Gideon’s Army shows admirable balance in its treatment of the accused, both of whom are facing charges of armed robbery. Neither defendant is a dream client: They’re both troubled, inarticulate young men who’ve run with bad crowds, and their innocence is hardly certain. Alexander states, “I want to be able to tell the story about the defendant who was saved and that the police tricked him—most of them are not that.” Williams adds, “Every case has a redeeming quality. Not every person. Don’t necessarily focus on the folks sometimes.”
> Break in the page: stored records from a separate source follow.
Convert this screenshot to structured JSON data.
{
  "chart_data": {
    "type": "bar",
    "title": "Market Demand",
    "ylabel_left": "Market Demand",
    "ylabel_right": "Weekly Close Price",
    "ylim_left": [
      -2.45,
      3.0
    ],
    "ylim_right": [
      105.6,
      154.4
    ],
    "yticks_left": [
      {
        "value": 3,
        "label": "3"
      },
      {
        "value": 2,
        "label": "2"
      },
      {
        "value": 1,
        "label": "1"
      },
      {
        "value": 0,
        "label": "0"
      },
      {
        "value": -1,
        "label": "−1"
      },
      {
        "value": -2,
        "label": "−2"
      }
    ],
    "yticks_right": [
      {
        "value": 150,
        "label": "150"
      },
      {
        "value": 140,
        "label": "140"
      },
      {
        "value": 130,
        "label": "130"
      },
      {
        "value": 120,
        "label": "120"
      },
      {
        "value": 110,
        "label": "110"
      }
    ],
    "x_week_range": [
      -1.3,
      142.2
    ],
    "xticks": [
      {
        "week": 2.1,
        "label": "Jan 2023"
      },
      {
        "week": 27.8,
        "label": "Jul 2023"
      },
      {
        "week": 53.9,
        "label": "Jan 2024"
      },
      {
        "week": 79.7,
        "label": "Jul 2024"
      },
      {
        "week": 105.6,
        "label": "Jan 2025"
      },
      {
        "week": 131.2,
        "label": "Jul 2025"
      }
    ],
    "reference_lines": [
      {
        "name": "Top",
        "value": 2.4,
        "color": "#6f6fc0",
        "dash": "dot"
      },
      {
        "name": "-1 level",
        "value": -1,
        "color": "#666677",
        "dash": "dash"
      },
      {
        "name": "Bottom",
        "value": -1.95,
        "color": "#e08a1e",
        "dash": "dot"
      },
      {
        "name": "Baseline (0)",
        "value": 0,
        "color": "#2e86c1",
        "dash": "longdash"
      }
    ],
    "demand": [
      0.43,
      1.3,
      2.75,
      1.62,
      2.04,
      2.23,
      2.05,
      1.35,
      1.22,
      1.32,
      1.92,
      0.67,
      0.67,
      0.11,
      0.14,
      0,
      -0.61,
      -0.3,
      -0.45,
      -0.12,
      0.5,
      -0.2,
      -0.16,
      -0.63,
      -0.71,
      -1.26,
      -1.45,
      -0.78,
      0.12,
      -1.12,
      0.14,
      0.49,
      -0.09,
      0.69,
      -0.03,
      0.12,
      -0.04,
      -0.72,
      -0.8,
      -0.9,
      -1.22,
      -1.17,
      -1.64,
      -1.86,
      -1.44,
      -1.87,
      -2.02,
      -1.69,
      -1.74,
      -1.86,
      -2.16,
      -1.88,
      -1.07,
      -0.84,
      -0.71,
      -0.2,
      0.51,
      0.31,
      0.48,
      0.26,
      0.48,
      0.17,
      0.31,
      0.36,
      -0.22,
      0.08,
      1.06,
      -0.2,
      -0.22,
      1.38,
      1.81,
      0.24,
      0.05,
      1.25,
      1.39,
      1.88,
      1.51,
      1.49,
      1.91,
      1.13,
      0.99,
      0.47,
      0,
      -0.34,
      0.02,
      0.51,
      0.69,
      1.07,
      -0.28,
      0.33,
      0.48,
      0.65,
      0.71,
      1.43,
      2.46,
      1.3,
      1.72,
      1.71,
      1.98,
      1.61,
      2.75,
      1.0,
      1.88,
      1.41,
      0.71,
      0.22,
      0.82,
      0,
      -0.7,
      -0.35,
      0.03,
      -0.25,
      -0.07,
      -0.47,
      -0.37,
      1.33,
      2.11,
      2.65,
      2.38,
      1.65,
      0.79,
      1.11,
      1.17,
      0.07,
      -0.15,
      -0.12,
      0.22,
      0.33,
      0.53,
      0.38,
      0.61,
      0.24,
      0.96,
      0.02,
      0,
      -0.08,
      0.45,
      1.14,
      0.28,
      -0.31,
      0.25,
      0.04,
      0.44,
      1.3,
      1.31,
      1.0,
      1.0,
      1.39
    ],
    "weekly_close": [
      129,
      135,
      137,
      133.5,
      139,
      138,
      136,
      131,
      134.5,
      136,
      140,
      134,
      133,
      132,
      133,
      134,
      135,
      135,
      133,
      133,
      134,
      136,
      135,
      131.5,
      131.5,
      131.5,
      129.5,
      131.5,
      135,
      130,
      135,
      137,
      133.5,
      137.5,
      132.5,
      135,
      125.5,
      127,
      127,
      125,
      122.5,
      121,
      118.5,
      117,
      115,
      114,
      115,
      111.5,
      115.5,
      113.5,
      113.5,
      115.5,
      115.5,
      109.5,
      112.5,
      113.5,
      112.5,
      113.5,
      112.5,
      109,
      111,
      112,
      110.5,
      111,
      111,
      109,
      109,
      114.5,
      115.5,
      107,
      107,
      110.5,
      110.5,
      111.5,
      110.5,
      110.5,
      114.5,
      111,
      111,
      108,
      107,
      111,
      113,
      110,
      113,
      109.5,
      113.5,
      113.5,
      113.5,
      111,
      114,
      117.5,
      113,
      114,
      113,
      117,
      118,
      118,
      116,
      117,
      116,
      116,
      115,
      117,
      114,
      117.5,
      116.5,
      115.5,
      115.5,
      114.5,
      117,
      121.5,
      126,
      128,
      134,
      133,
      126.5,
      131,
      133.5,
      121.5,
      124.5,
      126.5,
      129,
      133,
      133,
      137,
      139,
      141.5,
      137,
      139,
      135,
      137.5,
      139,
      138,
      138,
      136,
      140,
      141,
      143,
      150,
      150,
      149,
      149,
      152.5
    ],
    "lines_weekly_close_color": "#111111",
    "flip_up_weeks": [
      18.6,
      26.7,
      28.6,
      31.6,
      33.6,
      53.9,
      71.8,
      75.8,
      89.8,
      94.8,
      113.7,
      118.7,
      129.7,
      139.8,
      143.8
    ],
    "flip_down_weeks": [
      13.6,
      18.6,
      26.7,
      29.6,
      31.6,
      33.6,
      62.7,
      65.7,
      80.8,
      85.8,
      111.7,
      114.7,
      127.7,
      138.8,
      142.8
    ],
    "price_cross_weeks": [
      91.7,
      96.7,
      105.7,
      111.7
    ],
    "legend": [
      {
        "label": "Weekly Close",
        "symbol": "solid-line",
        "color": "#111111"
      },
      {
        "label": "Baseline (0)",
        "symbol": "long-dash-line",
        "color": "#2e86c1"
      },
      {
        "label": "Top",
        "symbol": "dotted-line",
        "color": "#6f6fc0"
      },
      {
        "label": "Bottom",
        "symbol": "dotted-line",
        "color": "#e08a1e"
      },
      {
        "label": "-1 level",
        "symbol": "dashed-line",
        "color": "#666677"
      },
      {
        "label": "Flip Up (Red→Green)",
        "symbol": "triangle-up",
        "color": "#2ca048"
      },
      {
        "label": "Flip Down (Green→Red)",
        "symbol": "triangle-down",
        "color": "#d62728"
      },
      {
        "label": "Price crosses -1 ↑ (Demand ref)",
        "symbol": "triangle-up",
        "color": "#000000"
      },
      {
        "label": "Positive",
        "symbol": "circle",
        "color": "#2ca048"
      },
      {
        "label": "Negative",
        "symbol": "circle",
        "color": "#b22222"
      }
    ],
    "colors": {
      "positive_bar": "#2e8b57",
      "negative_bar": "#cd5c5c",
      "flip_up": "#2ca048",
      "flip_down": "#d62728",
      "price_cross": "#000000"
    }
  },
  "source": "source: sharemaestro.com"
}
And yet, after witnessing their battle, and that of their public defenders, against a legal system whose pernicious bureaucracy operates seemingly at the expense of actual truth (even when a person’s very life is at stake), when one of the defendants is found not guilty, it’s hard not to share the relieved tears of his family. And to share the hope of his attorney that, witnessing how close he came to being destroyed by a legal system where the young and moneyless are shockingly vulnerable, he’ll never, ever want to be anywhere near it again.

Stray observations:

  • When Williams receives an award as “Assistant Public Defender Of The Year,” the very chintziness of the event underscores the nature of the job: A conference room, a few beers, and twenty or so exhausted-looking lawyers raising a glass before getting back to work.
  • Brandy goes skydiving for her 30th birthday. The long sequence of her in the air focuses on her face as she plummets earthward—there’s no trace of fear, but rather a sense of long-simmering catharsis, the accumulated pressures being released in the scream of the wind.
  • According to the film, some twelve million people are arrested in America every year, represented by only 15,000 public defenders. You know—unless you’re rich.
  • Another estimable quality of the film is how no one is a villain (even the prosecutors and judges are presented as thoughtful and fair), and yet there is no sense that what is being produced by the system they’re a part of in any way resembles justice.
  • As if they didn’t have enough on their plates, both Williams and Alexander must deal with the way cases like theirs are given short shrift by law enforcement. Williams must trick the DA into running fingerprint analysis (which may benefit his client), because the police don’t consider it a priority(?!). Alexander has to do a frightening amount of gambling in court because, according to Georgia law, she’s not entitled to witness depositions(?!).